In general, the advantage of Bayesian estimation is that you can incorporate the use of a prior, or assumed knowledge about the current state of "beliefs", and how the evidence might update those beliefs.

• Can you elaborate a little bit please on this? For example, when it is better to use bayesian regression than common regression? – Poete Maudit Aug 30 '18 at 8:44

Maximum Likelihood Estimation(MLE) of the parameters of a Non Bayesian Regression model or simply a linear regression model overfits the data, meaning the unknown value for a certain value of independent variable becomes too precise when calculated. Bayesian Linear Regression relaxes this fact, saying that there is uncertainty involved by incorporating "Predictive Distribution".

The Difference

Let's do a small thought experiment with regards to regression. Let's make this simple regression:

$y = \beta_0 + \beta_1 x$

We can apply solve for the best possible weights and linear algebra states that the best weights can be found via:

$\beta^* = [\beta_0, \beta_1]^T = (X'X)^{-1} X'y$

Now imagine that we run the regression with a small dataset and with a large dataset. I think it should be safe to argue that we are much more certain that our estimate $\beta^*$ is sensible when we have 1000 points of data opposed to if we only have 10 points of data. Because $\beta^*$ is a single datapoint and not a distribution, we cannot quantify our certainty with it.
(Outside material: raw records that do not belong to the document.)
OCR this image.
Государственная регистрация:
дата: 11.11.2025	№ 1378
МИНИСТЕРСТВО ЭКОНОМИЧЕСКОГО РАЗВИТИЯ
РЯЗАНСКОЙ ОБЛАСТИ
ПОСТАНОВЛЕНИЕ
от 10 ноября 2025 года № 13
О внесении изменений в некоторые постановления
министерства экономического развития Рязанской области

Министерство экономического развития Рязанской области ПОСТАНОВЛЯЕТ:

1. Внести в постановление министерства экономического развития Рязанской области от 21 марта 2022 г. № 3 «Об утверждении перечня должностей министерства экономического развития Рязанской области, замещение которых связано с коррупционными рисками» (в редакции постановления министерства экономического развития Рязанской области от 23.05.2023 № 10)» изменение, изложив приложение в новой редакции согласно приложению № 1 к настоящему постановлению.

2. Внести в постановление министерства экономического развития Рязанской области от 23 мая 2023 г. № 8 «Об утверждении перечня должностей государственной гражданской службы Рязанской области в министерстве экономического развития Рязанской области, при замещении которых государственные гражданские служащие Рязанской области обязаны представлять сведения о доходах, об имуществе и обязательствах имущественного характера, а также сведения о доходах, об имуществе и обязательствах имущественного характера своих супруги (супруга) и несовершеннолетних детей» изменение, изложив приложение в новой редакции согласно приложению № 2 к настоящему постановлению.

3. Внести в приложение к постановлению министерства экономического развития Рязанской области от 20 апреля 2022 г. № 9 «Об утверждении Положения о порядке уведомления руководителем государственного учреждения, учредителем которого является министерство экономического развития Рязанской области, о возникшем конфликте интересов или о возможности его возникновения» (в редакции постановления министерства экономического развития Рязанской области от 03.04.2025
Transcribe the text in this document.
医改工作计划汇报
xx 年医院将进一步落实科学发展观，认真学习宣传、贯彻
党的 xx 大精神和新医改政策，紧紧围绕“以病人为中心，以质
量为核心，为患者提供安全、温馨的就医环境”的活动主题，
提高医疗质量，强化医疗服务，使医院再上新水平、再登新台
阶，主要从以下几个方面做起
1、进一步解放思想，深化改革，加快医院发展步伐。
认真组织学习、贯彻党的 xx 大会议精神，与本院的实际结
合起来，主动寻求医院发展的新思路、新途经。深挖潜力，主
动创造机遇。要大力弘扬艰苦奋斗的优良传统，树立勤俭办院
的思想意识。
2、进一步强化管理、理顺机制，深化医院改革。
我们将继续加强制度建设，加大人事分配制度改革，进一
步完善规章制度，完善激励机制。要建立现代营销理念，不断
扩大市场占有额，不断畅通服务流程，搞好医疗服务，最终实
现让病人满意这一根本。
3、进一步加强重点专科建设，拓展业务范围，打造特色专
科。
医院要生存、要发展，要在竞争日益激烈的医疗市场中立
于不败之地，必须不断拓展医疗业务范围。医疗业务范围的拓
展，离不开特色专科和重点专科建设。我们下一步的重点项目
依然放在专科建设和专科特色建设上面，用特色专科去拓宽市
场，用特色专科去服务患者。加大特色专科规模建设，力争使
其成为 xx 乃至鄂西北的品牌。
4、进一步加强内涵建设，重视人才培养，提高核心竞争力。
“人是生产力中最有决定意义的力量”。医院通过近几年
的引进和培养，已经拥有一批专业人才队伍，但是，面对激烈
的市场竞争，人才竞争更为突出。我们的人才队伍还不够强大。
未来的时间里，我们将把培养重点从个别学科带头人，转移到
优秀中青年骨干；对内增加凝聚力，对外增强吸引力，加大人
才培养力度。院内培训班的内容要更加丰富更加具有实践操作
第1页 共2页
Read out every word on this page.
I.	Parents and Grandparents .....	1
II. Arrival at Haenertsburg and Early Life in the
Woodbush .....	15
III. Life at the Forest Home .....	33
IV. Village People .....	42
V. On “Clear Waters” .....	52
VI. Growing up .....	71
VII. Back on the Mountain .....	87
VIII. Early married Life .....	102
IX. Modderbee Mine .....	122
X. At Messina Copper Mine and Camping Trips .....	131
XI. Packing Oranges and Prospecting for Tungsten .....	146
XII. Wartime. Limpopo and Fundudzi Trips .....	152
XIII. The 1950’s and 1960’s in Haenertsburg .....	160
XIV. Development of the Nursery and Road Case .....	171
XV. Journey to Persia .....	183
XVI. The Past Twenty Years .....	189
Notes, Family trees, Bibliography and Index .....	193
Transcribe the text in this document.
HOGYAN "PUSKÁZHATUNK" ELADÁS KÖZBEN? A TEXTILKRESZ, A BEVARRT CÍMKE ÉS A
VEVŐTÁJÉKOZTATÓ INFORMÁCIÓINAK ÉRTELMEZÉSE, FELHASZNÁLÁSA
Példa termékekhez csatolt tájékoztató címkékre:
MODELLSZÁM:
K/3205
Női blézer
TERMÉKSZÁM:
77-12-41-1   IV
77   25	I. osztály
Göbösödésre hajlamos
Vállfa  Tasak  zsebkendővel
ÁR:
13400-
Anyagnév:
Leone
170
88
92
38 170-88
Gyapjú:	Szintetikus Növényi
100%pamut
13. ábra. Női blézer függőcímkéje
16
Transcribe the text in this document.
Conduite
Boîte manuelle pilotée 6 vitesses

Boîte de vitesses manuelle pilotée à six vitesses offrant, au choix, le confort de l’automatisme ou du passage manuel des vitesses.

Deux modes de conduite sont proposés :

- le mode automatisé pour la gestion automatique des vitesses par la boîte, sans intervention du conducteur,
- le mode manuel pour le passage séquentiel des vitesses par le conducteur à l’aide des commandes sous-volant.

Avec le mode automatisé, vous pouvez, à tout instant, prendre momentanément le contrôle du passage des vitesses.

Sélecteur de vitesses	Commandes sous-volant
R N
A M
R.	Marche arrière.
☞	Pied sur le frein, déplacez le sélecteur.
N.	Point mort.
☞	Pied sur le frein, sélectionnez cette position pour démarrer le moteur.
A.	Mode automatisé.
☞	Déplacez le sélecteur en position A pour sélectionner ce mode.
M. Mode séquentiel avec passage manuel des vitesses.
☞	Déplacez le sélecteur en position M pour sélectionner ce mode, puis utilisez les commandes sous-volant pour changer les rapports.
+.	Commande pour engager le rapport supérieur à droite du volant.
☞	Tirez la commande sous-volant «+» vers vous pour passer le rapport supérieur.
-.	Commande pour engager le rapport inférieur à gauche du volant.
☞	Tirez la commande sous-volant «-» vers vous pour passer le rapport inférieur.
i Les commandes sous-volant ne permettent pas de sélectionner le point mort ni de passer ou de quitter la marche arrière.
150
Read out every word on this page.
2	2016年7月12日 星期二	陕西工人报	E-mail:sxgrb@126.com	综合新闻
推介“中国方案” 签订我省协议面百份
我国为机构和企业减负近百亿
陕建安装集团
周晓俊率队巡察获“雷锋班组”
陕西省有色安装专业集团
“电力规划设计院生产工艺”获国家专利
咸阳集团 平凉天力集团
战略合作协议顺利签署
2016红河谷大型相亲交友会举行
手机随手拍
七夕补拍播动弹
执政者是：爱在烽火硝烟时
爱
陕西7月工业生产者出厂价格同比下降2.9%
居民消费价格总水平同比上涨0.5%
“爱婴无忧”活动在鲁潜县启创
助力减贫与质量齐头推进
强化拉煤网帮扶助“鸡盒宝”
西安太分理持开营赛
This is where and why bayesians interpret $\beta$ differently. Bayesians look at $\beta$ and think that depending on the dataset, we can be more or less certain about it. If this feels very confusing, you may appreciate this and this blogpost where the difference is mentioned in more detail. [Disclaimer, these blogposts are written by myself]

The Benefit

Now we will assume that we've learned our $\beta^*$ and this is a distribution instead of a mere number. You'll notice that our prediction now becomes stochastic.

$\beta_0 + \beta_1 x_i \to \hat{y_i}$

Our prediction $y_i$ is now a distribution too. This means that we have confidence bounds on our prediction. If you care about the uncertainty of your prediction, this is a very very nice thing.